MONROE: Spontaneous combustion. In the late 1950s, one of the painters, Alfred Hair, who was a dreamer (this is the height of Jim Crow Florida) decided he wanted to be a millionaire by his 35th birthday and do it through his artwork. He invited others to join him and by and large they just taught themselves to paint ... so they're sort of self-taught in the community. They made their oil paintings and took them on the road and had the audacity of hope in the 1960s to knock on strangers' doors, lawyers, doctors, accountants, the phone companies and the paintings just sold quickly. People love their imagery and there were sort of like trophies identifying why people make Florida home. They had a 20-year run in during which time they have sold by some estimates a quarter million oil paintings.

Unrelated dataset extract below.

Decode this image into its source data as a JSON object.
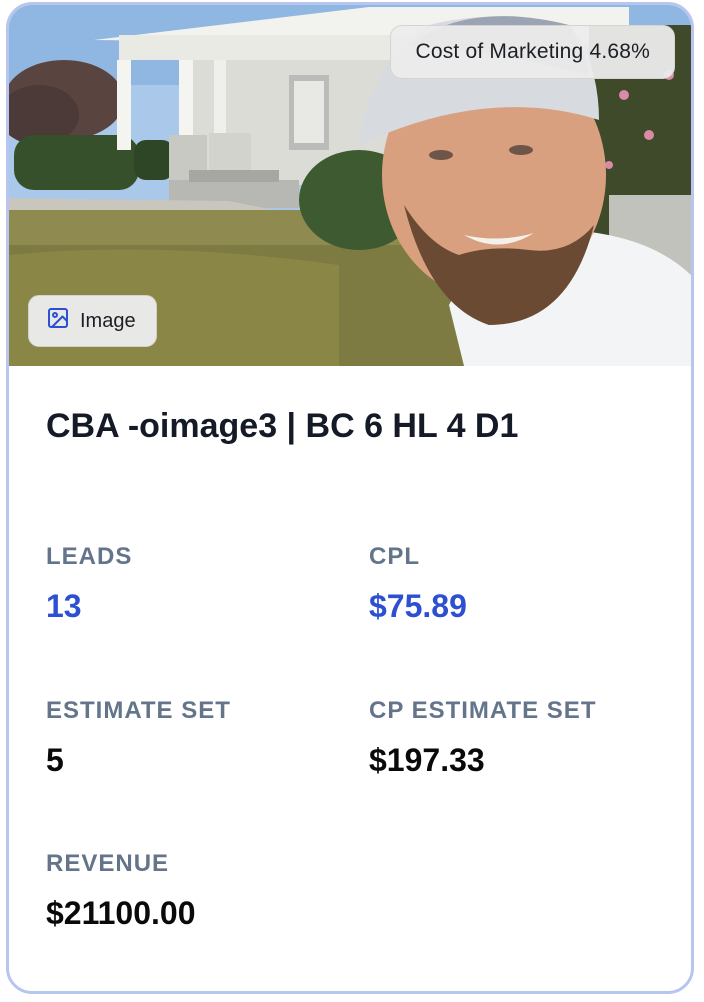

What was the landscape that they were capturing at the time?
They were painting their environment. They were painting the South Florida coastal scenes, the backwater scenes... under beautiful light and with a very optimistic aura. It was post-war Florida, people were flocking here, it was a very optimistic time, and I think these paintings of natural Florida really appeal to our visceral selves. It was no wonder they sold like hotcakes at $25 a painting. And at the same time other professional painters were charging approximately $250 for their paintings, so at one-tenth the price there were very affordable to the masses.
Let's talk about ... Alfred Hair. Why was he revered as one of the most talented of the painters?
He was perhaps the most original. Alfred Hair was a dreamer, a complete optimist and charismatic. When I interviewed his fellow painters for the first book, guys in their 60s and 70s, they were getting teary eyed just remembering him. Alfred didn't want to be known as an artist. In fact, he went about corrupting all those cherished and romanticized landscape paintings. He just like wanted to make money.
So what Alfred did by charging one-tenth of what a painting would otherwise go for -- he had to paint really fast to make up for the shortfall of cash. So he would charge $25 per painting but he would make 10 paintings the same time it would take a professional artist to make one.